Tag Archives: customer irration

Thanks For Not Asking

In the unending quest to “provide better service” or “get to know the customer,” a similarly unending army of organizations is asking us (visitors, prospects, customers, former customers, and innocent bystanders) about our experiences, desires, preferences, and opinions.

In the good old days, surveys were limited by the expense of field interviewers, printing and postage, and most effectively by limits in processing and analytical capacity. That was in the age of Little Data.

Now, thanks to the likes of SurveyMonkey, Zoomerang, ForeSee, Qualtrics, and so many more, anyone with a mouse and keyboard has a license to impose and irritate by survey. Without warning, they can and do open fire by text, email, robocall, and pop-up.

This ability to inquire is not inherently bad. In practice it is often the lazy marketer’s way to bother and alienate, while learning nothing useful in the bargain. Aside the common errors of badly worded questions in a badly designed format. The offenses of the survey happy fall into familiar categories.

They ask:

Too early – The prospects or new customers are asked about experiences they haven’t yet had. Visit the site of some organizations and after a few clicks a pop-up window will offer to survey you about your “experience” on site. This before you’ve found what you came for or bought what you came to buy, and were satisfied or frustrated.

Too often – Asking more frequently doesn’t yield better data. It may however be a measure of a flaying marketer’s attempt to address customer irritation and brand erosion.

Too much – As long as they’re at it, why not ask another question or two or twelve? Wouldn’t it be nice to know… I’m reminded of a nonprofit, on whose website I was making a donation. Their pop-up survey had 37 questions across multiple pages and all had to be answered before betting to the next page. The only alternative was to abandon their survey and their site.

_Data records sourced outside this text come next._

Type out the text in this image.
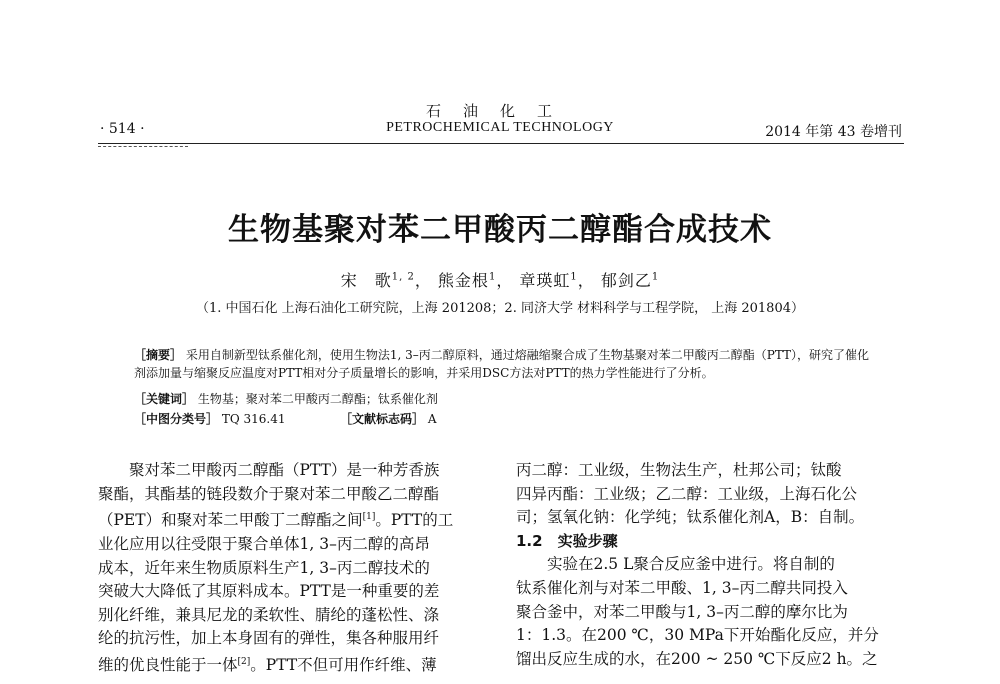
石油化工
· 514 ·	PETROCHEMICAL TECHNOLOGY	2014 年第 43 卷增刊
生物基聚对苯二甲酸丙二醇酯合成技术
宋　歌$^{1, 2}$， 熊金根$^1$， 章瑛虹$^1$， 郁剑乙$^1$
（1. 中国石化 上海石油化工研究院，上海 201208；2. 同济大学 材料科学与工程学院， 上海 201804）
［摘要］ 采用自制新型钛系催化剂，使用生物法1, 3–丙二醇原料，通过熔融缩聚合成了生物基聚对苯二甲酸丙二醇酯（PTT），研究了催化剂添加量与缩聚反应温度对PTT相对分子质量增长的影响，并采用DSC方法对PTT的热力学性能进行了分析。
［关键词］ 生物基；聚对苯二甲酸丙二醇酯；钛系催化剂
［中图分类号］ TQ 316.41	［文献标志码］ A
聚对苯二甲酸丙二醇酯（PTT）是一种芳香族
聚酯，其酯基的链段数介于聚对苯二甲酸乙二醇酯
（PET）和聚对苯二甲酸丁二醇酯之间[1]。PTT的工
业化应用以往受限于聚合单体1, 3–丙二醇的高昂
成本，近年来生物质原料生产1, 3–丙二醇技术的
突破大大降低了其原料成本。PTT是一种重要的差
别化纤维，兼具尼龙的柔软性、腈纶的蓬松性、涤
纶的抗污性，加上本身固有的弹性，集各种服用纤
维的优良性能于一体[2]。PTT不但可用作纤维、薄
丙二醇：工业级，生物法生产，杜邦公司；钛酸
四异丙酯：工业级；乙二醇：工业级，上海石化公
司；氢氧化钠：化学纯；钛系催化剂A，B：自制。
1.2　实验步骤
实验在2.5 L聚合反应釜中进行。将自制的
钛系催化剂与对苯二甲酸、1, 3–丙二醇共同投入
聚合釜中，对苯二甲酸与1, 3–丙二醇的摩尔比为
1：1.3。在200 ℃，30 MPa下开始酯化反应，并分
馏出反应生成的水，在200 ~ 250 ℃下反应2 h。之
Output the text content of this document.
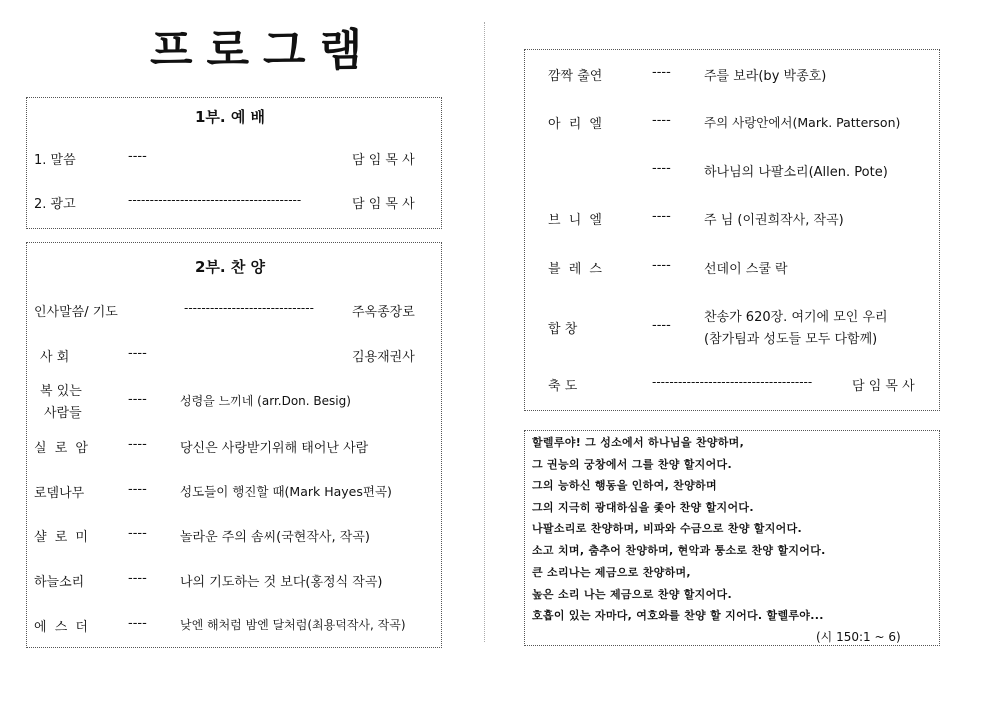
프로그램
1부. 예 배
1. 말씀	----	담 임 목 사
2. 광고	----------------------------------------	담 임 목 사
2부. 찬 양
인사말씀/ 기도	------------------------------	주옥종장로
사 회	----	김용재권사
복 있는
사람들
----	성령을 느끼네 (arr.Don. Besig)
실 로 암	----	당신은 사랑받기위해 태어난 사람
로뎀나무	----	성도들이 행진할 때(Mark Hayes편곡)
샬 로 미	----	놀라운 주의 솜씨(국현작사, 작곡)
하늘소리	----	나의 기도하는 것 보다(홍정식 작곡)
에 스 더	----	낮엔 해처럼 밤엔 달처럼(최용덕작사, 작곡)
깜짝 출연	----	주를 보라(by 박종호)
아 리 엘	----	주의 사랑안에서(Mark. Patterson)
----	하나님의 나팔소리(Allen. Pote)
브 니 엘	----	주 님 (이권희작사, 작곡)
블 레 스	----	선데이 스쿨 락
합 창	----
찬송가 620장. 여기에 모인 우리
(참가팀과 성도들 모두 다함께)
축 도	-------------------------------------	담 임 목 사
할렐루야! 그 성소에서 하나님을 찬양하며,
그 권능의 궁창에서 그를 찬양 할지어다.
그의 능하신 행동을 인하여, 찬양하며
그의 지극히 광대하심을 좇아 찬양 할지어다.
나팔소리로 찬양하며, 비파와 수금으로 찬양 할지어다.
소고 치며, 춤추어 찬양하며, 현악과 퉁소로 찬양 할지어다.
큰 소리나는 제금으로 찬양하며,
높은 소리 나는 제금으로 찬양 할지어다.
호흡이 있는 자마다, 여호와를 찬양 할 지어다. 할렐루야...
(시 150:1 ~ 6)
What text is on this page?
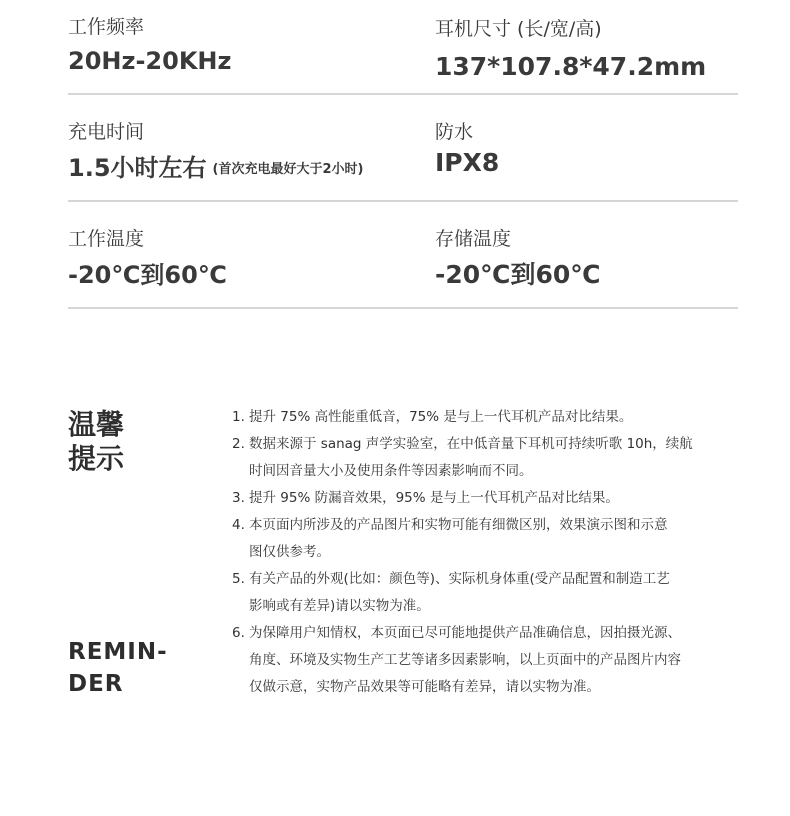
工作频率
20Hz-20KHz
耳机尺寸 (长/宽/高)
137*107.8*47.2mm
充电时间
1.5小时左右 (首次充电最好大于2小时)
防水
IPX8
工作温度
-20℃到60℃
存储温度
-20℃到60℃
温馨
提示
REMIN-
DER
1. 提升 75% 高性能重低音，75% 是与上一代耳机产品对比结果。
2. 数据来源于 sanag 声学实验室，在中低音量下耳机可持续听歌 10h，续航
时间因音量大小及使用条件等因素影响而不同。
3. 提升 95% 防漏音效果，95% 是与上一代耳机产品对比结果。
4. 本页面内所涉及的产品图片和实物可能有细微区别，效果演示图和示意
图仅供参考。
5. 有关产品的外观(比如：颜色等)、实际机身体重(受产品配置和制造工艺
影响或有差异)请以实物为准。
6. 为保障用户知情权，本页面已尽可能地提供产品准确信息，因拍摄光源、
角度、环境及实物生产工艺等诸多因素影响，以上页面中的产品图片内容
仅做示意，实物产品效果等可能略有差异，请以实物为准。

Too vague Diffuse or inappropriate questions, which could not be reasonably understood, let alone answered .

All of these violations come before analysis and action on the data. When the response rates are low for all of the above reasons there is a tendency to abandon the study and compound the problem by trying yet again and perpetuate the whole silly cycle.

Marketers, unfortunately, lack the equivalent of a Hippocratic oath, viz., “first do no harm.”

A number of organizations do get this right. Consider a recent message to clients of the Vanguard Group. Rather than barging ahead, it included a button asking if they would answer two questions. Those who clicked, were presented with two and only two multiple choice questions.